Il progetto, realizzato dall'associazione Frequenze in collaborazione con Rec, ha coinvolto una decina di ragazzi in difficoltà
Il cinema come strumento di unione e di scoperta di sé stessi, oltre che di espressione personale. È questa l’esperienza che ha coinvolto i ragazzi – anche se al progetto hanno preso parte persone di diverse fasce d’età – di Frequenze, l’associazione chiassese che si occupa di promuovere l’inclusione sociale attraverso attività economiche e culturali. Il progetto in questione riguardava appunto la creazione di un cortometraggio, realizzato in collaborazione con l’associazione Rec di Lugano, specializzata in produzioni audiovisive. Durante otto incontri, i partecipanti hanno potuto vivere l’esperienza di creare un’opera audiovisiva da zero, partendo dalla scrittura, passando per le riprese e il montaggio, per poi arrivare alla proiezione finale, che si è tenuta sul maxischermo in piazza Indipendenza a Chiasso, nel pomeriggio di lunedì 15 luglio.
«Come Frequenze ogni tanto organizziamo dei progetti di breve durata – spiega Matteo Falteri, responsabile dei progetti dell’associazione – e quindi ci è venuto in mente di contattare la Rec. Con loro abbiamo costruito un progetto, coinvolgendo una decina di ragazzi e ragazze di età tra i 18 e i 25 anni, anche se c’era pure una signora più adulta. Nessuno di loro aveva mai avuto esperienze in ambito video. L’idea era quella di coinvolgere i ragazzi in un progetto diverso da quelli che facciamo di solito, per stimolare in loro la curiosità verso un nuovo ambito, e al contempo trasmettere loro delle piccole competenze».
«Il responso è stato senz’altro positivo – continua –, i ragazzi hanno partecipato attivamente. Ognuno ha dato la sua idea, e hanno collaborato su tutto. Poi si sono divisi i ruoli. C’è stato chi ha ripreso con la videocamera, chi ha tenuto il microfono e chi invece ha fatto l’attore. Anche le basi musicali che hanno utilizzato sono state prodotte da loro».
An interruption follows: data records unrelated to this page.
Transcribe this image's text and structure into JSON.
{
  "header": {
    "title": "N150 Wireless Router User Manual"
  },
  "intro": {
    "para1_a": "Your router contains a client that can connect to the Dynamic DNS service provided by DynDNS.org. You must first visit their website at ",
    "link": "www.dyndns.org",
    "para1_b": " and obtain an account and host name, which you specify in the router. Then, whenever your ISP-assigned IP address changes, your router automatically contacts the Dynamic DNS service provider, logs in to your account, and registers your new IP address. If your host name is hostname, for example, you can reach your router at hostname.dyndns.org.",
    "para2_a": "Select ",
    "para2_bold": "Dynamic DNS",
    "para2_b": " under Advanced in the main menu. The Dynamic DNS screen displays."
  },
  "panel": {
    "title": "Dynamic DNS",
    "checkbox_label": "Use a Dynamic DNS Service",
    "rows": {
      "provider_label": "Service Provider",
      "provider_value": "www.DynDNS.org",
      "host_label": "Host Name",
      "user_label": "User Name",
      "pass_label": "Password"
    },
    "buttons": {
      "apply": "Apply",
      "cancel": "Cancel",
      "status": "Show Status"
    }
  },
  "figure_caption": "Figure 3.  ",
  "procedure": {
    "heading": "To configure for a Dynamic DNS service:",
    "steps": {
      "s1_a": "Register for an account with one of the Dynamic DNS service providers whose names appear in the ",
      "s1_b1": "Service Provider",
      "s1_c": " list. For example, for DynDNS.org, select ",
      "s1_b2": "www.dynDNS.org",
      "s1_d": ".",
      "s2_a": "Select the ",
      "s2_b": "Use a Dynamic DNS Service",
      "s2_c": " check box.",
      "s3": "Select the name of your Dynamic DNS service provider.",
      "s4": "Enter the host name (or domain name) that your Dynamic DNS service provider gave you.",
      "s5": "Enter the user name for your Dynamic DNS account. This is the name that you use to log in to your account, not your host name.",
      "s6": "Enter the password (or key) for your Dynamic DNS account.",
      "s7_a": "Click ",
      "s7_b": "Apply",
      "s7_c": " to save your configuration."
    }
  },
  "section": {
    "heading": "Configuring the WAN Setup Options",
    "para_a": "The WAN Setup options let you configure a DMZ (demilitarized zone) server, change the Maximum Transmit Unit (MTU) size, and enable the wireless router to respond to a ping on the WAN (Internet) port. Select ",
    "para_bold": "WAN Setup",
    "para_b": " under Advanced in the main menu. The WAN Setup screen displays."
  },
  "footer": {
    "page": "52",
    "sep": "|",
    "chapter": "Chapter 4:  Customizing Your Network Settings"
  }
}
Il cortometraggio, della durata di sei minuti, narra di un ragazzo che smarrisce misteriosamente il proprio cane. Accompagnato da amiche che incontrerà lungo la strada, vagherà per le via di Chiasso alla sua ricerca, in un’esplorazione tanto urbana quanto introspettiva. «All’idea ci siamo arrivati chiacchierando – spiega Katia, una dei partecipanti –, ognuno dava i propri spunti e poi è nata l’idea, che abbiamo poi elaborato. La parte più difficile è stata fare le riprese, perché si doveva cercare i luoghi, poi le situazioni cambiavano, come il clima eccetera. Però è stata una bella esperienza e anche con il gruppo mi sono trovata bene, poi personalmente adoro questo genere di cose, mi piacerebbe molto trovarmi dietro le quinte di un set cinematografico».
«La cosa molto interessante degli atelier di cinema è che sono disposti su molte fasi – dice Stefano Mosimann, membro di Rec e supervisore diretto del progetto –, e quindi c’è la possibilità per ognuno di trovare il suo spazio, dove scoprirsi nel fare qualcosa che non ha mai fatto. In questo gruppo ho notato che c’era il forte il desiderio di raccontare, e di parlare di quella situazione di vita in cui non hai un lavoro e sei alla ricerca di qualcosa, senza però riuscire a toccarlo direttamente. Da qui è nato il desiderio di raccontare la storia di un personaggio alla ricerca di qualcosa. E discutendo con il gruppo su quale fosse il tema sono emersi vari spunti, ma quello che ha risuonato di più era la ricerca dell’amor proprio. L’ho trovato interessante, perché per scrivere una storia comunque si deve anche raccontare una parte di sé stessi. Per partire con la ricerca di un’idea si deve buttare sul tavolo del materiale, e il primo materiale siamo noi, e per poter essere liberi di immaginare senza giudizio ci vuole un contesto di grande sensibilità e rispetto. E questa cosa l’ho trovata all’interno del gruppo, ed è stato un elemento che ha reso il percorso molto piacevole e stimolante».